The contract, worth €480 million, is part of a 54.6-kilometer railway with 18 stations that will connect the Philippine capital with Calambá (Laguna). The railway is co-financed by the Japan International Cooperation Agency and the Asian Development Bank (ADB).
ACCIONA inaugurated last year one of its most emblematic works in the Philippines, the €465 million Cebu cable-stayed bridge, which has brought numerous benefits for traffic management in the area, relieving the congestion that occurs on existing bridges by connecting the city of Cebu –the most important economic and commercial hub of the Philippines after its capital, Manila– with the island of Mactan through Cordova. The Cebu Bridge has won several awards; for example, it was considered the Best Project of the Year by the Spanish Chamber of Commerce in the Philippines.
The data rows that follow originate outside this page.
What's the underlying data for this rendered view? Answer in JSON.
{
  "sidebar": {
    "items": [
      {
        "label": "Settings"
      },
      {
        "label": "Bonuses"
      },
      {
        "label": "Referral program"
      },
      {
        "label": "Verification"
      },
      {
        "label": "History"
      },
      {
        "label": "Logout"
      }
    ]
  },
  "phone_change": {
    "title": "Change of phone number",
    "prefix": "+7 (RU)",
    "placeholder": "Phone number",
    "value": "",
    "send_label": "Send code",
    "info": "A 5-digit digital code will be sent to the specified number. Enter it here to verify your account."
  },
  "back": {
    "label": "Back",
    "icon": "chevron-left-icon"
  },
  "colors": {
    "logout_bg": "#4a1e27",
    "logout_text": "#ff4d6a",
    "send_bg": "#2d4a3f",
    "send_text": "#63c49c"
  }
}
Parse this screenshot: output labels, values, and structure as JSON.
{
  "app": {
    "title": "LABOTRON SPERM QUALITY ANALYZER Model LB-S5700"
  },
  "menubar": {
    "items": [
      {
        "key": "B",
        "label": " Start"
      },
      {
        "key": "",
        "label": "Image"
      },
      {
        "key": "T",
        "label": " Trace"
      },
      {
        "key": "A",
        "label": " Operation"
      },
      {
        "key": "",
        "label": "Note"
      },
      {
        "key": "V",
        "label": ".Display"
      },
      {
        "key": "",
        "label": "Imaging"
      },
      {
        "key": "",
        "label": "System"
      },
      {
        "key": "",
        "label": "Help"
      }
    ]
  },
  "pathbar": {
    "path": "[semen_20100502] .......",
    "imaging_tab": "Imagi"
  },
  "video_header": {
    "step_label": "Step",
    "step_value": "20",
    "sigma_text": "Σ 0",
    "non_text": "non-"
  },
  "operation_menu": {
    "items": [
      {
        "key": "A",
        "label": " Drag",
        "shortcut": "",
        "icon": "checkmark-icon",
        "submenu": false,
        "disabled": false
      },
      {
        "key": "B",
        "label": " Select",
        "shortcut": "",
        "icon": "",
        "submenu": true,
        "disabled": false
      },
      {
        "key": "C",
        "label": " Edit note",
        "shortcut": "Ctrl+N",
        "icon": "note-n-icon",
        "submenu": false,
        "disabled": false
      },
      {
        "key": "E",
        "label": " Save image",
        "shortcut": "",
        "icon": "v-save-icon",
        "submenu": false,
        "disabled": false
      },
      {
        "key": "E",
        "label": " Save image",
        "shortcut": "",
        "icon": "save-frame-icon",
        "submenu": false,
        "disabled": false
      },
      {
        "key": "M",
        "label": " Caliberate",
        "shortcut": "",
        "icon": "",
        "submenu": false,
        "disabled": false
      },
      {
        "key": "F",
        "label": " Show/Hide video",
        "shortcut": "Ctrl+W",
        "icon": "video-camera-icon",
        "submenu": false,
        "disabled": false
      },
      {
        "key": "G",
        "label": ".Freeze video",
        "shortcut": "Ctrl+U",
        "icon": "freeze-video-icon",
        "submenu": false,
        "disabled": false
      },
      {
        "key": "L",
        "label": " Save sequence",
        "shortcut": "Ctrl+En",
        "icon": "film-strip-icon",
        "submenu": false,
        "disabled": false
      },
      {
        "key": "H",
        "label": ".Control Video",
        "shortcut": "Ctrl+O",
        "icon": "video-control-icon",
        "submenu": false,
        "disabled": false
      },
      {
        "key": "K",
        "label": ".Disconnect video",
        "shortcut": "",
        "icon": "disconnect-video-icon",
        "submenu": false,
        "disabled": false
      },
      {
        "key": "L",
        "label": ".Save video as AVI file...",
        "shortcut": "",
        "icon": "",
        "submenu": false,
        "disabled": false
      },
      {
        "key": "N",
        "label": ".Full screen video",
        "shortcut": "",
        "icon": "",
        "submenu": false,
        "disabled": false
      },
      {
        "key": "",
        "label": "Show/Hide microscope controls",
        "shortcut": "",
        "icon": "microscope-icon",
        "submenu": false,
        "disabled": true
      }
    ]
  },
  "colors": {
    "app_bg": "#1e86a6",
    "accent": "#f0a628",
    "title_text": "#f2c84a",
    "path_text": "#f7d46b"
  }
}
In April 2019, ACCIONA inaugurated its new Philippine headquarters in Manila, which is its second headquarters in Southeast Asia after Singapore. The company entered the country in 2016 with the contract for the design, construction, operation and one-year maintenance of the Putatan II brackish water treatment plant, a €90 million project to serve an area of nearly six million people.
Later on, ACCIONA has won other major projects in the Philippines, such as the construction of two sections of the railway linking the town of Malolos with the Clark International Airport, 80 kilometers north of Manila, for a total of €965 million.
Last year, acciona.org, the ACCIONA group's corporate foundation, also began its activity in the Philippines with the Lights at Home El Nido project, which consists of the installation of residential photovoltaic systems in 100 homes in the town of El Nido, in the province of Palawan.